We are mere days short of the 1 year anniversary of 9-20 (the day Hurricane Maria reached Puerto Rico). And the blame game is still being played. Officials question the response time, the numbers of those affected, the time without resources, and even the death toll. People of faith, little faith and no faith sent (and continue to send) packages and positive energies. Those, for whom prayer offers comfort, pray. And some wonder if prayer is enough during what feels like dire times.
The Washington Post published an article titled “A Tale of Two Puerto Rico’s: What Trump Saw and What He Didn’t.” In this article Trump is quoted as saying that “What has happened in terms of recovery, what has happened in terms of saving lives — 16 lives, that’s a lot, but we compare that to the thousands of people that died in other hurricanes that were not nearly as severe.” The seen and the unseen…the number of those who had lost their lives to Hurricane Maria where already days old, the number climbed to 34 and remained persistent at 64, though many questioned this number as being problematic because it did not take into account areas of the island that remained uncounted due to lack of access.
On September 29, 2017 Kate Shellnutt wrote about the thousands of churches in Puerto Rico damaged by Hurricane Maria and how they were offering sanctuary while working to repair their own.
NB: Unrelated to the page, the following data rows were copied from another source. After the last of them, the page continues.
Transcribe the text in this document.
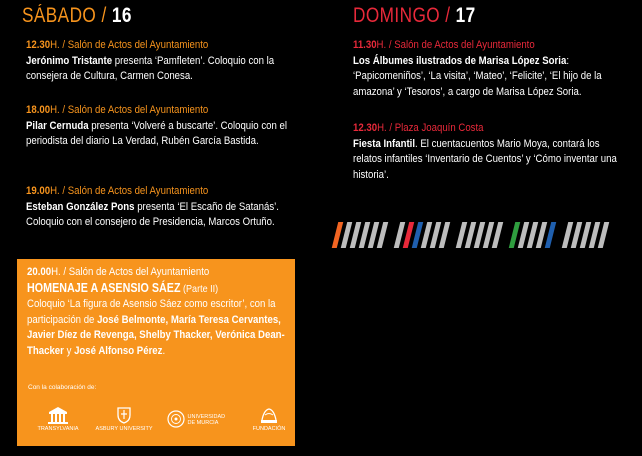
SÁBADO / 16
12.30H. / Salón de Actos del Ayuntamiento
Jerónimo Tristante presenta ‘Pamfleten’. Coloquio con la consejera de Cultura, Carmen Conesa.
18.00H. / Salón de Actos del Ayuntamiento
Pilar Cernuda presenta ‘Volveré a buscarte’. Coloquio con el periodista del diario La Verdad, Rubén García Bastida.
19.00H. / Salón de Actos del Ayuntamiento
Esteban González Pons presenta ‘El Escaño de Satanás’. Coloquio con el consejero de Presidencia, Marcos Ortuño.
20.00H. / Salón de Actos del Ayuntamiento
HOMENAJE A ASENSIO SÁEZ (Parte II)
Coloquio ‘La figura de Asensio Sáez como escritor’, con la participación de José Belmonte, María Teresa Cervantes, Javier Díez de Revenga, Shelby Thacker, Verónica Dean-Thacker y José Alfonso Pérez.
Con la colaboración de:
TRANSYLVANIA	ASBURY UNIVERSITY
UNIVERSIDAD DE MURCIA
FUNDACIÓN
DOMINGO / 17
11.30H. / Salón de Actos del Ayuntamiento
Los Álbumes ilustrados de Marisa López Soria: ‘Papicomeniños’, ‘La visita’, ‘Mateo’, ‘Felicite’, ‘El hijo de la amazona’ y ‘Tesoros’, a cargo de Marisa López Soria.
12.30H. / Plaza Joaquín Costa
Fiesta Infantil. El cuentacuentos Mario Moya, contará los relatos infantiles ‘Inventario de Cuentos’ y ‘Cómo inventar una historia’.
Over 3,400 churches were damaged or destroyed and according to recent statistics, 8% of Puerto Rico’s 3.3 million residents have migrated to mainland U.S. And while most of us wonder where God is in tough times, for evangelist and doctor, Luis Paz we need to remain grateful. “We thank the Lord no matter what,” said Paz, who later ended up singing hymns with his family as they scooped water out of their flooded home. “The Lord is not good when Irma started to go out and not good this time [when Maria hit]. The Lord is good all the time.”
Where do congregants who remain worship? In homes and in action, according to some who have migrated to Connecticut after the hurricane, many who experienced the loss of their buildings congregated in homes, taking part in cleanup efforts. Here are some statistics:
- Churches Damaged/Destroyed: 3,400
- Deaths Associated with Hurricane Maria: 2,975 to 4,645
- Migrants from Puerto Rico to continental U.S.A: 135,592 of 3.3 million.
Where do those who leave find sanctuary? Is there space and room for those who are hurting in your congregation? Is there space and room for those who speak a different language or who offer a different perspective on faith? Is there room for those who are angry? And for those whose politics are your polar opposite?
Last week as I read Rev. Dr. Christopher Xenakis “Something is profoundly wrong at the heart of white church” I realized that what I would like us to take away from that writing and from my own offering is about space. How much room and grace do we leave in the sanctuary for those who are not us? Please consider reading the points of view of those with whom you disagree. They may need sanctuary too.